3 Digital Cities – big data will inform our urban landscape

Thanks to advances in laser scanning, sensors and Cloud-based software, cities are now being digitised into 3D models that can be viewed from every angle, changed and analysed at a moment’s notice.

Cities like Los Angeles, Chicago, Singapore, Tokyo and Boston are working to digitise not just the shapes and locations of their buildings, but create a data-rich, living model of the city itself — complete with simulated pedestrian traffic, energy use, carbon footprint, water distribution, transportation, even the movement of infectious diseases.

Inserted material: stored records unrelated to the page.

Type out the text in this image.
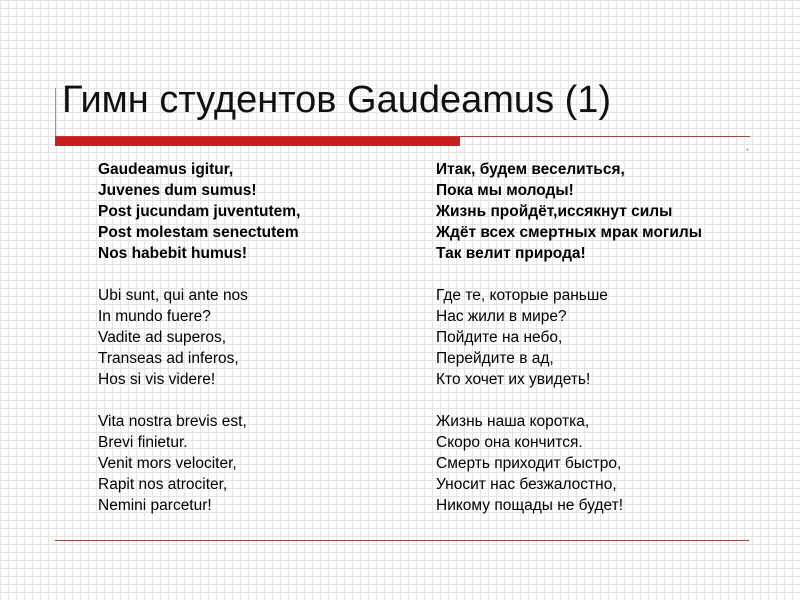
Гимн студентов Gaudeamus (1)
▪
Gaudeamus igitur,
Juvenes dum sumus!
Post jucundam juventutem,
Post molestam senectutem
Nos habebit humus!
Ubi sunt, qui ante nos
In mundo fuere?
Vadite ad superos,
Transeas ad inferos,
Hos si vis videre!
Vita nostra brevis est,
Brevi finietur.
Venit mors velociter,
Rapit nos atrociter,
Nemini parcetur!
Итак, будем веселиться,
Пока мы молоды!
Жизнь пройдёт,иссякнут силы
Ждёт всех смертных мрак могилы
Так велит природа!
Где те, которые раньше
Нас жили в мире?
Пойдите на небо,
Перейдите в ад,
Кто хочет их увидеть!
Жизнь наша коротка,
Скоро она кончится.
Смерть приходит быстро,
Уносит нас безжалостно,
Никому пощады не будет!
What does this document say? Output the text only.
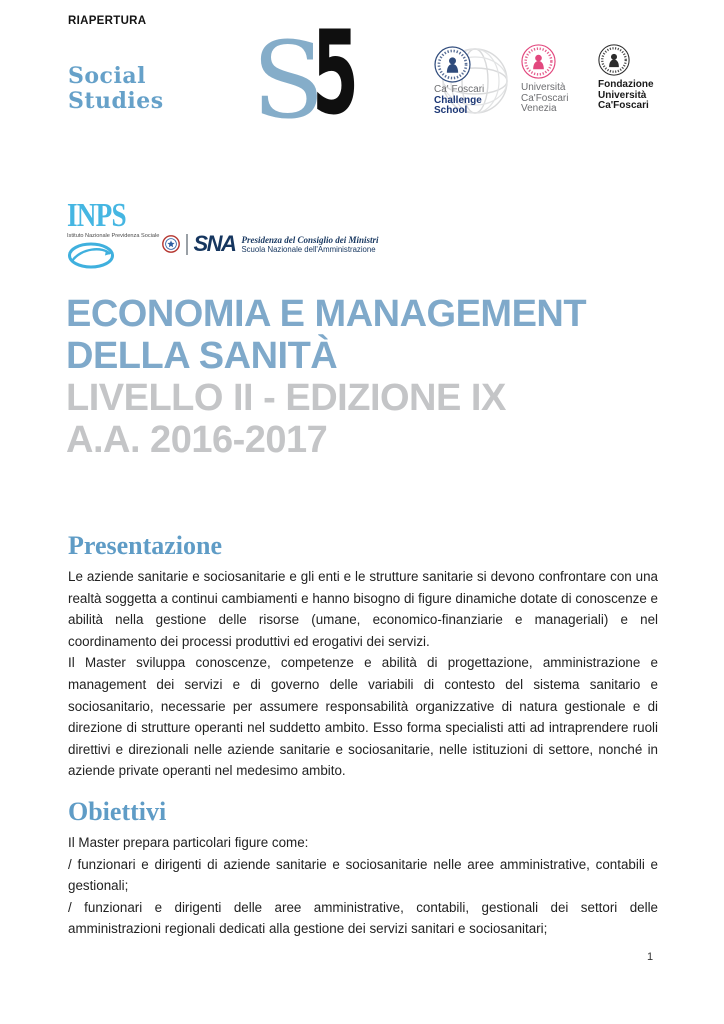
RIAPERTURA
Social
Studies S
5	Ca' Foscari
Challenge
School
Università
Ca'Foscari
Venezia
Fondazione
Università
Ca'Foscari
INPS
Istituto Nazionale Previdenza Sociale	SNA Presidenza del Consiglio dei Ministri
Scuola Nazionale dell'Amministrazione
ECONOMIA E MANAGEMENT
DELLA SANITÀ
LIVELLO II - EDIZIONE IX
A.A. 2016-2017
Presentazione

Le aziende sanitarie e sociosanitarie e gli enti e le strutture sanitarie si devono confrontare con una realtà soggetta a continui cambiamenti e hanno bisogno di figure dinamiche dotate di conoscenze e abilità nella gestione delle risorse (umane, economico-finanziarie e manageriali) e nel coordinamento dei processi produttivi ed erogativi dei servizi.

Il Master sviluppa conoscenze, competenze e abilità di progettazione, amministrazione e management dei servizi e di governo delle variabili di contesto del sistema sanitario e sociosanitario, necessarie per assumere responsabilità organizzative di natura gestionale e di direzione di strutture operanti nel suddetto ambito. Esso forma specialisti atti ad intraprendere ruoli direttivi e direzionali nelle aziende sanitarie e sociosanitarie, nelle istituzioni di settore, nonché in aziende private operanti nel medesimo ambito.

Obiettivi

Il Master prepara particolari figure come:

/ funzionari e dirigenti di aziende sanitarie e sociosanitarie nelle aree amministrative, contabili e gestionali;

/ funzionari e dirigenti delle aree amministrative, contabili, gestionali dei settori delle amministrazioni regionali dedicati alla gestione dei servizi sanitari e sociosanitari;

1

4 Living Buildings – buildings are dead, but new materials and technology are bringing and returning them to life

David Benjamin, founding principal of the design and research studio The Living, is collaborating with plant biologists at the University of Cambridge to grow new composite materials from bacteria, a process that uses renewable sugars as a raw material rather than non-renewable petroleum used for plastics.

In 2014, The Living delivered Hy-Fi, a “living” installation for the Museum of Modern Art. The temporary installation involved a 40-foot-tall tower with 10,000 bricks grown entirely from compostable materials — corn stalks and mushrooms — and developed in collaboration with innovative materials company Ecovative. The building was disassembled at the end of the summer and all of the bricks have been composted, returning to grade A soil.

5 Made in Space – 2015 will be the year of space manufacturing

With more than 30,000+ hours of 3D printing technology testing, Made in Space has led to the first 3D printers designed and built for use on the International Space Station.

As Made in Space CTO, Jason Dunn explains, “no longer do engineers need to design around the burdens of launch – instead, in 2015 we will begin designing space systems that are actually built in the space environment. This opens an entirely new book on space system design, a book where complex 3D printed structures that could only exist in zero gravity become possible”.